Thüringens Innenminister Gregor Mayer (SPD) erklärte, nach den jüngsten islamistischen Anschlägen liege der Verdacht nahe, dass es sich um eine neue Welle islamistischen Terrors handle. Sowohl Nachahmungstaten seien denkbar als auch „eine perfide Strategie“, eine Steuerung.

Der innenpolitische Sprecher der CDU/CSU-Fraktion, Mathias Middelberg (CDU), plädierte für eine Stärkung der Sicherheitsbehörden. Die Bundesregierung will, dass die Nachrichtendienste künftig Kommunikation über WhatsApp und andere verschlüsselte Messenger-Dienste mitlesen dürfen - dem muss der Bundestag aber noch zustimmen. Middelberg warb auch dafür, in seltenen Fällen gegen Extremisten auch die Online-Durchsuchung einzusetzen, also verdeckt Daten auf Computern, Smartphones und anderen IT-Geräten auszulesen. Darauf hatte sich die Koalition aus Union und SPD nicht einigen können.

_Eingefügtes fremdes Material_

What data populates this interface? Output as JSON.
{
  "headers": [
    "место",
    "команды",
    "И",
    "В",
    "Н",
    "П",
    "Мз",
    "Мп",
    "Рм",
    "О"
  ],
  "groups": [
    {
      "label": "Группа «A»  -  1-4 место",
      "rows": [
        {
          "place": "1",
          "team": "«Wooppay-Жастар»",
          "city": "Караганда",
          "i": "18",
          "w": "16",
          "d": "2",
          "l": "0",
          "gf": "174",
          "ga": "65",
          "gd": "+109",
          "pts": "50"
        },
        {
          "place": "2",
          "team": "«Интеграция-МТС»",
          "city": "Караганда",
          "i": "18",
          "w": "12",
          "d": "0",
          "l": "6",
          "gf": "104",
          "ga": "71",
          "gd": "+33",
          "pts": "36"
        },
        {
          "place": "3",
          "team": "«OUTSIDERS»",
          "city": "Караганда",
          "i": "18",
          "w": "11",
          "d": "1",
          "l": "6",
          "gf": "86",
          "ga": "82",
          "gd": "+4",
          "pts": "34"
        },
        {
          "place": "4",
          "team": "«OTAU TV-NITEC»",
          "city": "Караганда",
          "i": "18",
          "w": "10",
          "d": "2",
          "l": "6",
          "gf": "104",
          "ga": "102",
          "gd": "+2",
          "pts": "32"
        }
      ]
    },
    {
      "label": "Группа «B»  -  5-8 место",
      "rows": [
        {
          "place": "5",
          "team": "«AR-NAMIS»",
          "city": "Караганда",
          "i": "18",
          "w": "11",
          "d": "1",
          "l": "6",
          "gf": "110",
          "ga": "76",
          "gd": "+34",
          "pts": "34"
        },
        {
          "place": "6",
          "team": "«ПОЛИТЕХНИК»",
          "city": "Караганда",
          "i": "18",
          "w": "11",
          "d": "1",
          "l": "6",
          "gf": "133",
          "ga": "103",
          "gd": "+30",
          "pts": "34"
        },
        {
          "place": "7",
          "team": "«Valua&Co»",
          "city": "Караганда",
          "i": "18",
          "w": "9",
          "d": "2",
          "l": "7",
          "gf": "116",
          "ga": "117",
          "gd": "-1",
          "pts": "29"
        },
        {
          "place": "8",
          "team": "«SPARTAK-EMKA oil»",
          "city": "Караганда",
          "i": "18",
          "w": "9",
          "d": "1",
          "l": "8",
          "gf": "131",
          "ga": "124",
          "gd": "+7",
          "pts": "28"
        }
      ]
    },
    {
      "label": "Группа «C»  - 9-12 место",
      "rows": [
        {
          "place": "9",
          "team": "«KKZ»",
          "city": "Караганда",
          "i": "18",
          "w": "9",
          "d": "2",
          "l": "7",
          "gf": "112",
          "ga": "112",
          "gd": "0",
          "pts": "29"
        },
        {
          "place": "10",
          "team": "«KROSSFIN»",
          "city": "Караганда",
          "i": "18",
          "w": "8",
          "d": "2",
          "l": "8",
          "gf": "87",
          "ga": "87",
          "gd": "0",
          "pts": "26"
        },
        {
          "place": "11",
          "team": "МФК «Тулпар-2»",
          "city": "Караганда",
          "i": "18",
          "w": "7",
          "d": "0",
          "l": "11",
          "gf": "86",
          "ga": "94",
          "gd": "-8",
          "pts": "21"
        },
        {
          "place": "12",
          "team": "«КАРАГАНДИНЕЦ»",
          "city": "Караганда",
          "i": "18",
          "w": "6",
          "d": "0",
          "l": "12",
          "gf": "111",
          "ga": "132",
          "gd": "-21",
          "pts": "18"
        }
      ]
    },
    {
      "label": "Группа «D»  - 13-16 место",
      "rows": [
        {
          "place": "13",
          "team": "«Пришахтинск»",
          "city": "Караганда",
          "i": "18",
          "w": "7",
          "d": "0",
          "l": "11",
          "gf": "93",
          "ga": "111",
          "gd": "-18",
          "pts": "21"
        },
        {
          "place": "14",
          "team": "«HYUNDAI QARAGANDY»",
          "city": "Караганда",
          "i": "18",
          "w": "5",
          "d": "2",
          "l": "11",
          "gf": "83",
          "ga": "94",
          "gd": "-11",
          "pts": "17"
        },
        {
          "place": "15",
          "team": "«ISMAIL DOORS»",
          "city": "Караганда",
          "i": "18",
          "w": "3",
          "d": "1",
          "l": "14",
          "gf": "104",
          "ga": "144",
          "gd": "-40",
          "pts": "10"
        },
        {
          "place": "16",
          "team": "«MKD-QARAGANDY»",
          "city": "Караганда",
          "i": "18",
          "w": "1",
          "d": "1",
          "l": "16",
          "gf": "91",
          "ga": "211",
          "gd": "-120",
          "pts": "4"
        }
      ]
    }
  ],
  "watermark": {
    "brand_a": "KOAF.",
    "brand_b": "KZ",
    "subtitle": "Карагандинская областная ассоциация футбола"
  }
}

Grünen-Fraktionsvize Konstantin von Notz warnte: „Populismus, Hetze, Islamophobie, Rassismus ist nicht nur menschenverachtend, es ist auch grottenschlechte Sicherheitspolitik und gefährlich für uns alle.“

Der AfD-Vorsitzende Tino Chrupalla nannte die jüngsten islamitischen Anschläge eine „Kriegserklärung an die Freiheit, sprich an unsere westliche Lebensweise“. Sein Fraktionskollege Martin Hess warf der Regierung und den anderen Parteien Totalversagen vor und schrieb ihnen die Verantwortung für den Verlust von Menschenleben zu. „Islamisten haben Europa den Krieg erklärt und wir müssen jetzt endlich zurückschlagen.“

Es sei jedoch zu kurz gesprungen zu meinen, Extremisten lasse sich allein mit Abschiebungen beikommen, betonte Seehofer. Derzeit gebe es hierzulande 615 islamistische Gefährder. Von diesen 615 Gefährdern hätten 217 die deutsche Staatsbürgerschaft, weitere 119 seien Doppelstaatler. 279 weitere seien Bürger eines anderen Staates.